Nonlinear Creep Constitutive Model and Its Finite Element Implementation for Composite Solid Propellant with Aging and Damage
摘要
Assessing the long-term structural integrity of solid rocket motors during storage requires a thorough understanding of the complicated creep behavior of composite solid propellants, particularly the effects of material aging and damage progression. This paper systematically investigates the creep behavior of composite solid propellants considering the coupling effect of aging and damage. The objective is to establish a nonlinear creep constitutive model that can describe the entire creep process of composite solid propellants and to explore its implementation in finite element analysis. Firstly, crosslink density is used to characterize the aging process of the propellant, and a modified cumulative damage model is proposed to construct a nonlinear creep constitutive model that includes the coupling effect of aging and damage. In the experimental section, the basic principle to determine the crosslink density of the propellant using the swelling method is introduced, and model parameters are obtained from experimental data. Subsequently, a method is proposed to obtain the parameters of the damage evolution model through creep fracture experiments, and the accuracy of the proposed creep constitutive model is validated.

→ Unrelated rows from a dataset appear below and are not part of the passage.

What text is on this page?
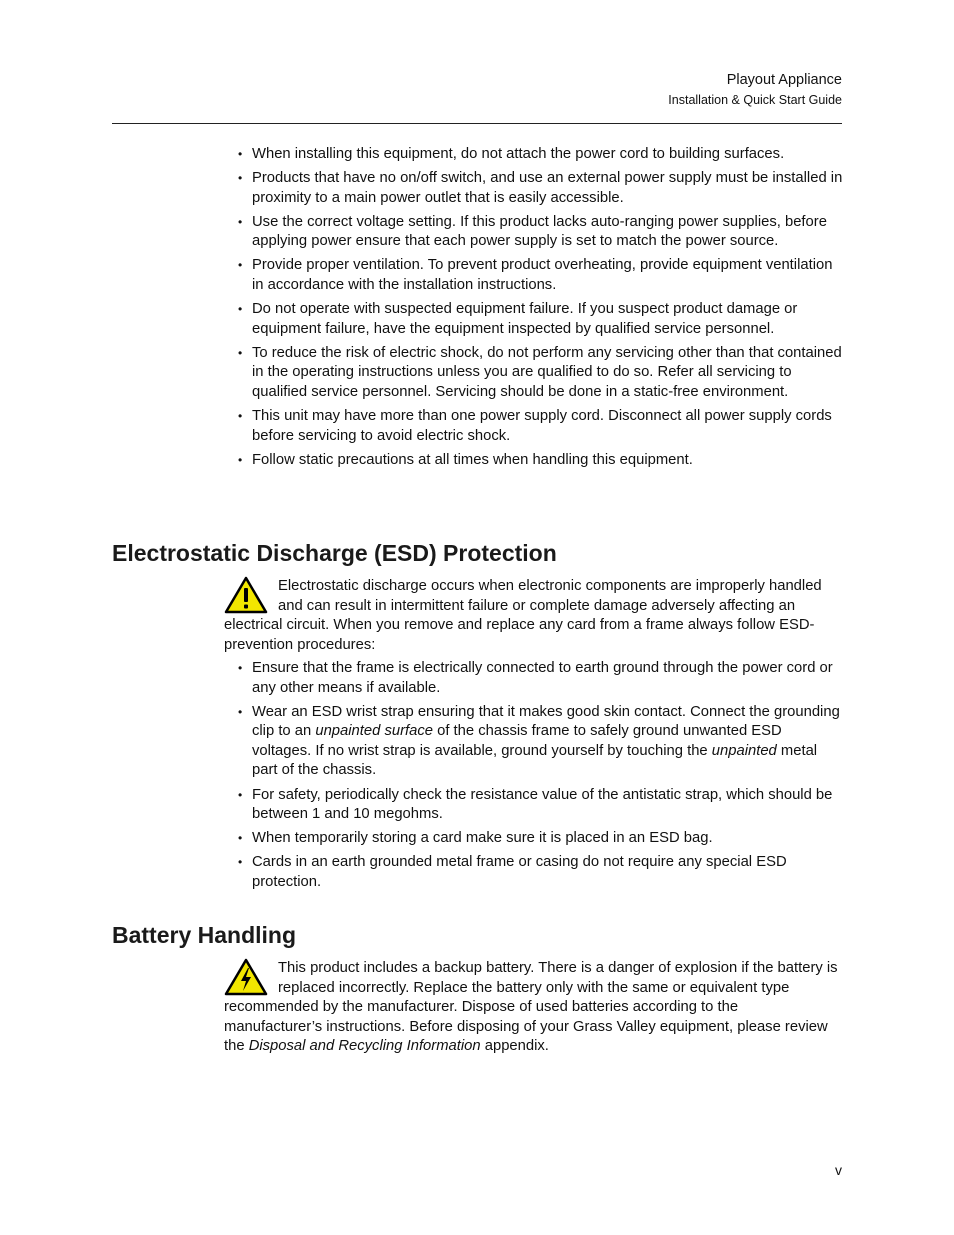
Playout Appliance
Installation & Quick Start Guide
• When installing this equipment, do not attach the power cord to building surfaces.
• Products that have no on/off switch, and use an external power supply must be installed in proximity to a main power outlet that is easily accessible.
• Use the correct voltage setting. If this product lacks auto-ranging power supplies, before applying power ensure that each power supply is set to match the power source.
• Provide proper ventilation. To prevent product overheating, provide equipment ventilation in accordance with the installation instructions.
• Do not operate with suspected equipment failure. If you suspect product damage or equipment failure, have the equipment inspected by qualified service personnel.
• To reduce the risk of electric shock, do not perform any servicing other than that contained in the operating instructions unless you are qualified to do so. Refer all servicing to qualified service personnel. Servicing should be done in a static-free environment.
• This unit may have more than one power supply cord. Disconnect all power supply cords before servicing to avoid electric shock.
• Follow static precautions at all times when handling this equipment.
Electrostatic Discharge (ESD) Protection
Electrostatic discharge occurs when electronic components are improperly handled and can result in intermittent failure or complete damage adversely affecting an electrical circuit. When you remove and replace any card from a frame always follow ESD-prevention procedures:
• Ensure that the frame is electrically connected to earth ground through the power cord or any other means if available.
• Wear an ESD wrist strap ensuring that it makes good skin contact. Connect the grounding clip to an unpainted surface of the chassis frame to safely ground unwanted ESD voltages. If no wrist strap is available, ground yourself by touching the unpainted metal part of the chassis.
• For safety, periodically check the resistance value of the antistatic strap, which should be between 1 and 10 megohms.
• When temporarily storing a card make sure it is placed in an ESD bag.
• Cards in an earth grounded metal frame or casing do not require any special ESD protection.
Battery Handling
This product includes a backup battery. There is a danger of explosion if the battery is replaced incorrectly. Replace the battery only with the same or equivalent type recommended by the manufacturer. Dispose of used batteries according to the manufacturer’s instructions. Before disposing of your Grass Valley equipment, please review the Disposal and Recycling Information appendix.
v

Finally, based on the Abaqus finite element software, the finite element application of the constitutive model is implemented via the CREEP subroutine, and its effectiveness in propellant creep analysis is verified. The results indicate that the established constitutive model can effectively describe the creep process of composite solid propellants under different stress conditions, considering both aging effect and damage evolution. In engineering applications, this study provides important theoretical support for the analysis of aging, damage, and creep deformation of propellant grains in solid rocket motors under long-term storage conditions.